いじめと聞いてどんなことをイメージしますか? 私は被害者が「苦しい」と感じたら、それはいじめだと思います。不登校を経験した私が考える「いじめ」について紹介します。(高校生記者・ray=2年)

悪口言われ仲間外れに

私は小学校高学年の頃にクラスメートとの人間関係で問題が起き、悪口を言われ仲間外れにされたため、不登校になったことがあります。暴力を振るわれたわけでも、脅されたわけでもありません。「相手もそこまでひどいことをしたという自覚はなかったのだろう」と今になって思います。しかし、当時の私にとってはとてもつらくて、学校に行けなくなりました。

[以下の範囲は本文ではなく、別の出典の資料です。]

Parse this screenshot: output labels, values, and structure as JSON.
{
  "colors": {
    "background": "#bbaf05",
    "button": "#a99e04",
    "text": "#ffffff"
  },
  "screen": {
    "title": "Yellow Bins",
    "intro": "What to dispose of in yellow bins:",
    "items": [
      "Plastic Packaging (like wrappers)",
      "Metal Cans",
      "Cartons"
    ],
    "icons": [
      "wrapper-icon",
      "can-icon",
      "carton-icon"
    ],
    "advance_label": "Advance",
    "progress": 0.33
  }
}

不登校のころからずっと心の支えになってくれている愛犬

「いじめだった?」悩み消えず

一人で考える時間が多くなり、ある考えが思い浮かびました。それは、「自分が受けた行為はいじめではないんじゃないか」というものです。

世の中でいじめとして取り上げられているものには、暴力やどう喝、時には性的な加害もあります。それに比べて自分は、「悪口を言われて仲間はずれにされただけじゃないか」と思ってしまったのです。

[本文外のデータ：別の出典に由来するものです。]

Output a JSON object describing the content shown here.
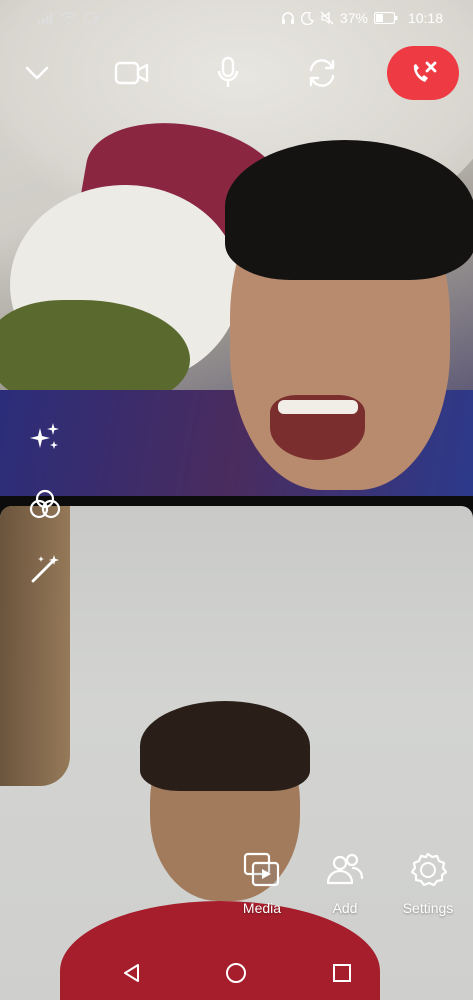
{
  "status_bar": {
    "battery": "37%",
    "time": "10:18"
  },
  "call_controls": {
    "minimize": "chevron-down-icon",
    "video": "video-camera-icon",
    "mic": "microphone-icon",
    "switch_camera": "switch-camera-icon",
    "end_call": "end-call-icon"
  },
  "effects": [
    "sparkles-icon",
    "filters-icon",
    "magic-wand-icon"
  ],
  "actions": {
    "media_label": "Media",
    "add_label": "Add",
    "settings_label": "Settings"
  },
  "nav": [
    "back-icon",
    "home-icon",
    "recents-icon"
  ],
  "colors": {
    "end_call": "#ee3a42",
    "icon": "#ffffff"
  }
}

「大したことではないのに休んでいる自分」への自己嫌悪と、心配してくれる両親への申し訳なさから、つぶされそうな気持ちを抱えて過ごしていました。学校の先生や親の支えもあり、なんとか小学校を卒業しました。

「被害者の苦痛」に注目して

中学に進学して学校に通えるようになっても、頭の片隅に「自分はずるいことをした」「おおごとにしてしまって相手に申し訳ない」という気持ちがありました。そんなとき、私の考えを大きく変えるネット記事に出会いました。端的に内容を言うと、心理カウンセラーの方が「いじめについて考える時は行為そのものではなく、被害者の苦痛に注目することが大切だ」というもの。私は、長年悩んでいたことが気にしなくてもいいことなんだと気づきました。

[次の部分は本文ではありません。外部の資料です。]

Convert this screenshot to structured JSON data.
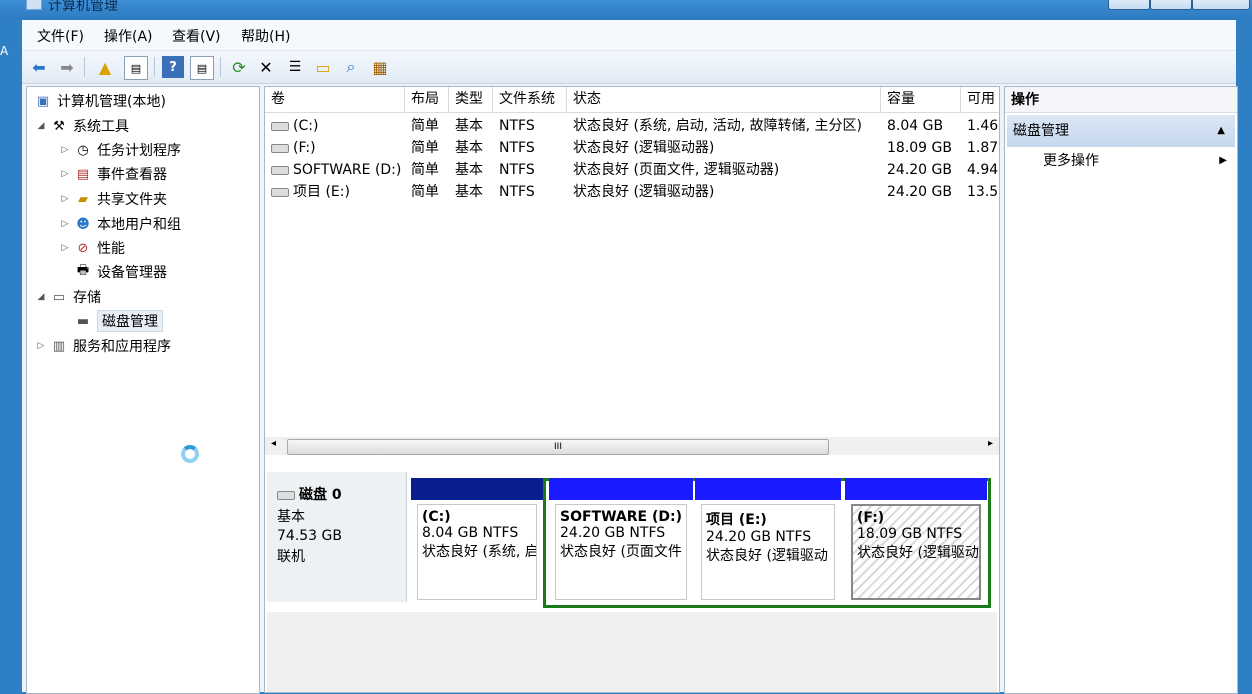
{
  "window": {
    "title": "计算机管理",
    "desktop_glyph": "A"
  },
  "menu": [
    "文件(F)",
    "操作(A)",
    "查看(V)",
    "帮助(H)"
  ],
  "toolbar_icons": [
    "back-icon",
    "forward-icon",
    "up-icon",
    "show-hide-tree-icon",
    "help-icon",
    "show-hide-action-icon",
    "refresh-icon",
    "delete-icon",
    "properties-icon",
    "open-icon",
    "search-icon",
    "disk-settings-icon"
  ],
  "tree": {
    "root": "计算机管理(本地)",
    "system_tools": "系统工具",
    "task_scheduler": "任务计划程序",
    "event_viewer": "事件查看器",
    "shared_folders": "共享文件夹",
    "local_users": "本地用户和组",
    "performance": "性能",
    "device_manager": "设备管理器",
    "storage": "存储",
    "disk_management": "磁盘管理",
    "services": "服务和应用程序"
  },
  "volumes": {
    "headers": [
      "卷",
      "布局",
      "类型",
      "文件系统",
      "状态",
      "容量",
      "可用"
    ],
    "rows": [
      {
        "vol": "(C:)",
        "layout": "简单",
        "type": "基本",
        "fs": "NTFS",
        "status": "状态良好 (系统, 启动, 活动, 故障转储, 主分区)",
        "capacity": "8.04 GB",
        "free": "1.46"
      },
      {
        "vol": "(F:)",
        "layout": "简单",
        "type": "基本",
        "fs": "NTFS",
        "status": "状态良好 (逻辑驱动器)",
        "capacity": "18.09 GB",
        "free": "1.87"
      },
      {
        "vol": "SOFTWARE (D:)",
        "layout": "简单",
        "type": "基本",
        "fs": "NTFS",
        "status": "状态良好 (页面文件, 逻辑驱动器)",
        "capacity": "24.20 GB",
        "free": "4.94"
      },
      {
        "vol": "项目 (E:)",
        "layout": "简单",
        "type": "基本",
        "fs": "NTFS",
        "status": "状态良好 (逻辑驱动器)",
        "capacity": "24.20 GB",
        "free": "13.5"
      }
    ],
    "scroll_glyph": "III"
  },
  "disk": {
    "name": "磁盘 0",
    "type": "基本",
    "size": "74.53 GB",
    "state": "联机",
    "partitions": [
      {
        "name": "(C:)",
        "size": "8.04 GB NTFS",
        "status": "状态良好 (系统, 启",
        "color": "#0a1f8f"
      },
      {
        "name": "SOFTWARE  (D:)",
        "size": "24.20 GB NTFS",
        "status": "状态良好 (页面文件",
        "color": "#1a1aff"
      },
      {
        "name": "项目  (E:)",
        "size": "24.20 GB NTFS",
        "status": "状态良好 (逻辑驱动",
        "color": "#1a1aff"
      },
      {
        "name": "(F:)",
        "size": "18.09 GB NTFS",
        "status": "状态良好 (逻辑驱动",
        "color": "#1a1aff"
      }
    ]
  },
  "actions": {
    "header": "操作",
    "section": "磁盘管理",
    "more": "更多操作"
  }
}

その記事には、「暴力を伴わないいじめをした人は、無自覚のうちに加害者側に回っていることがある」とも書いてありました。文部科学省は、いじめを「心理的又は物理的な影響を与える行為」と定義しています。相手が嫌だと思っていたら、それはいじめになるのです。

私自身、自分が「暴力を伴わないいじめに加担したことがない」と断言できるかわかりません。暴力を伴わないいじめは、私たちの回りにあふれているのでないかと思います。だから私は、今いじめを受けて耐えている人たち、無自覚にいじめをしているかもしれない人たちにこの記事が届けばいいなと思っています。